Graves worked with the Agricultural Marketing Service (AMS) of the United States Department of Agriculture (USDA) and the American Shrimp Processors Association on shrimp purchases throughout the COVID-19 pandemic response efforts. Graves had announced the USDA decision to purchase U.S. shrimp for distribution to community food and nutrition programs nationwide after working with the USDA to secure a commitment of up to 20 million pounds from Louisiana and Gulf Coast shrimpers and processors. By supplying healthy U.S. shrimp, members of the American Shrimp Processors Association can clear their inventory to sustain their businesses in the meantime, shrimpers can sell their catch and communities in need can be fed. The CARES Act and the Families First Coronavirus Response Act included additional support for USDA programs that provide food to distressed communities. Graves sent a letter to then USDA Secretary Sonny Perdue thanking him for directing the AMS for purchasing the wild-caught, warm-water shrimp landed in the U.S.
On August 12, 2020 Graves announced that Louisiana crawfish is now included in the Coronavirus Food Assistance Program (CFAP) through the U.S. Department of Agriculture (USDA). Graves had been pushing the USDA to make this critical program extension a reality as Louisiana’s seafood industry has been severely impacted by the COVID-19 pandemic.
The Federal Emergency Management Agency (FEMA) also issued guidance in April 2020 based both on legislation passed and requested by Graves. The legislation enabled FEMA, the State (Louisiana), or parishes an opportunity to either acquire food for hunger organizations like the Greater Baton Rouge Food Bank to distribute or to provide financial resources for food banks to acquire and distribute food.
On April 10, 2020, Graves sent a letter to Governor John Bel Edwards and then FEMA Administrator Pete Gaynor highlighting the existing authority under the Stafford Act, which was activated by the presidential disaster declaration, that allowed Louisiana, USDA and FEMA to expeditiously intervene in the urgent matter. In 2018, Congress passed Graves’ legislation to specifically create the authority for FEMA, states and parishes to collaborate with food banks.
On May 20, 2020, Graves also announced Louisiana would receive an additional $58,343,185 in fishery disaster funding to offset the impacts of the 2019 Bonnet Carre Spillway opening on Louisiana’s fisheries and other impacts.
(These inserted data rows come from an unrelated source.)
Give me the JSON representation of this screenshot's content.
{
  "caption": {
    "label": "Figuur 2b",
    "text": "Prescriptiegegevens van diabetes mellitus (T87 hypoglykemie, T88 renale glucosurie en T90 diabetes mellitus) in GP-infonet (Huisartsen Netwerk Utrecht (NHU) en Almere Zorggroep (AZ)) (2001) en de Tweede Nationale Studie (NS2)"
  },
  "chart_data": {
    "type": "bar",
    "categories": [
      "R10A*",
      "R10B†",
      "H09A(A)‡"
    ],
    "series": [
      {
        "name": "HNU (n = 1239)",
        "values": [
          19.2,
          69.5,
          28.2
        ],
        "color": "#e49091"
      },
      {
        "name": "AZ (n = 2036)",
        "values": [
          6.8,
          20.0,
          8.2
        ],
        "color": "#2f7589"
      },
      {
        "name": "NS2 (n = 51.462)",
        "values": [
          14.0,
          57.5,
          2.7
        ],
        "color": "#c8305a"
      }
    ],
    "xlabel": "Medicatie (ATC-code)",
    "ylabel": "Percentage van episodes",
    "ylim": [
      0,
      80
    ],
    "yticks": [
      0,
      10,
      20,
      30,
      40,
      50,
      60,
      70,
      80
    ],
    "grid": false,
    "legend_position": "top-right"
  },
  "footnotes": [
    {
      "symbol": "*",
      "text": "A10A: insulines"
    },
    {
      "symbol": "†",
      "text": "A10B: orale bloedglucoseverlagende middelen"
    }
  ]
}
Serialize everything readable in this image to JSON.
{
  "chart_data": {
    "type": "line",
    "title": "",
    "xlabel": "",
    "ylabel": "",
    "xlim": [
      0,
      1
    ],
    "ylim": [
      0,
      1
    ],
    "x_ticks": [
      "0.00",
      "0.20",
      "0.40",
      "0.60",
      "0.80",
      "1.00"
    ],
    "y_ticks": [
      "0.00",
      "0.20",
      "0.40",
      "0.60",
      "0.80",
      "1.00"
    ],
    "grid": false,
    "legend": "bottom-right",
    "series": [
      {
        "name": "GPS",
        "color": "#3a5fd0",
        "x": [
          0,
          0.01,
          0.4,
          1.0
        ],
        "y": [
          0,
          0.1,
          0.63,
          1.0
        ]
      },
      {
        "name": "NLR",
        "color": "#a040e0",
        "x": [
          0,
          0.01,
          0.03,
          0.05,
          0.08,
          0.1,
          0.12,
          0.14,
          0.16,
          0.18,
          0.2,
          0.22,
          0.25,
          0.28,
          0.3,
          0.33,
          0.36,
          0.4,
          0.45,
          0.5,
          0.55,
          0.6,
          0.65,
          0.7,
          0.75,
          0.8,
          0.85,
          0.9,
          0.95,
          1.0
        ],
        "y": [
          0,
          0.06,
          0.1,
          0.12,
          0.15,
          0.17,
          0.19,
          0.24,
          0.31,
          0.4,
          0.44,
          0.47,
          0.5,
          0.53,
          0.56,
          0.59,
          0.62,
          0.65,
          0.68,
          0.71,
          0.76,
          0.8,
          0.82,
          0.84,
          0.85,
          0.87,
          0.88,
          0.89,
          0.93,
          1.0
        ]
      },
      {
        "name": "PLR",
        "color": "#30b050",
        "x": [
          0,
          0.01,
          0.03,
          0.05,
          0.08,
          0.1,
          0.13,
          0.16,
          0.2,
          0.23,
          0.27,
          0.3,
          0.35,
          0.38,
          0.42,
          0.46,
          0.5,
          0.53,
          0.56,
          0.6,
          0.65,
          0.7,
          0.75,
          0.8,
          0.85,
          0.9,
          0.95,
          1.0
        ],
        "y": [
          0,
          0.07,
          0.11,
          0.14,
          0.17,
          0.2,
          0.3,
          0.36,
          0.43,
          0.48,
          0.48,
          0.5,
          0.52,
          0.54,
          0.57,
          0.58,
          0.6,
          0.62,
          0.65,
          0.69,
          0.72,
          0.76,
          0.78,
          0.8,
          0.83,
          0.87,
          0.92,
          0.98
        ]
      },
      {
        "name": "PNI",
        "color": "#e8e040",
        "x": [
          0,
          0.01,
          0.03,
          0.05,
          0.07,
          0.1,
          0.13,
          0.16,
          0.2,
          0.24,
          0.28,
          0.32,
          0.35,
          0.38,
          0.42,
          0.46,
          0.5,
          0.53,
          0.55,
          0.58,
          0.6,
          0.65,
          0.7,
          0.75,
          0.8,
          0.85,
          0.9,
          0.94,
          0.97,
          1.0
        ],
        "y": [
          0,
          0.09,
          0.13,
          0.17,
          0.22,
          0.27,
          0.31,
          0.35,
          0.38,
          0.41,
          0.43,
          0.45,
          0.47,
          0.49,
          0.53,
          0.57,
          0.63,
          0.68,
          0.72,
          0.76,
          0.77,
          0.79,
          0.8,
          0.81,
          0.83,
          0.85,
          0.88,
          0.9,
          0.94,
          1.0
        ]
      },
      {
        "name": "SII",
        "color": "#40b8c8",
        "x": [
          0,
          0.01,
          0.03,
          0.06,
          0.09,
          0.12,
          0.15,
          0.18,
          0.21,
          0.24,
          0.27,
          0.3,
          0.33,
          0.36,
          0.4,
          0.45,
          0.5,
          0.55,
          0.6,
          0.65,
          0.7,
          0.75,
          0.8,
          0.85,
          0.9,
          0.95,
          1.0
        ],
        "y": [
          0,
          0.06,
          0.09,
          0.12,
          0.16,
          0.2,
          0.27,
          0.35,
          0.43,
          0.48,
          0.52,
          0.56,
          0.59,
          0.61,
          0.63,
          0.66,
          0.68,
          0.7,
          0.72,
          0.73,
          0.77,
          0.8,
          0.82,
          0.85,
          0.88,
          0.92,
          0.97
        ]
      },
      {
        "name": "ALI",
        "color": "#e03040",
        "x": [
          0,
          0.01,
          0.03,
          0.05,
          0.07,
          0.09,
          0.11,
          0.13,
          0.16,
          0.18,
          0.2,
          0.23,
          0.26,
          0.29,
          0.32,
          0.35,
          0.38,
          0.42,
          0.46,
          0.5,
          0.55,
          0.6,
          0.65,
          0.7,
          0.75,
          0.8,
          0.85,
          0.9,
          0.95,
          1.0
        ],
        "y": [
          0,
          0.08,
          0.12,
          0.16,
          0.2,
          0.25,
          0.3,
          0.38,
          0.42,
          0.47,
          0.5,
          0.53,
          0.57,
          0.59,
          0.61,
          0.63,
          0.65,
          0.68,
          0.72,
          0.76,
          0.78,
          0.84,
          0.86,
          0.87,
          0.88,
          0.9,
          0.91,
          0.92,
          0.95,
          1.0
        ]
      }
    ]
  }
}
Louisiana became eligible to receive this disaster assistance due to the previously declared disaster declarations for fishing communities by the U.S. Department of Commerce after Hurricane Michael.
Congress appropriated $100 million in the 2019 Consolidated and Supplemental Appropriations Act to address the impact of excessive freshwater, the Bonnet Carre Spillway opening and other impacts in 2019. Louisiana’s share is two-thirds of the total funding, the highest of the $88 million released. There is a remaining $12 million to be allocated at a later date.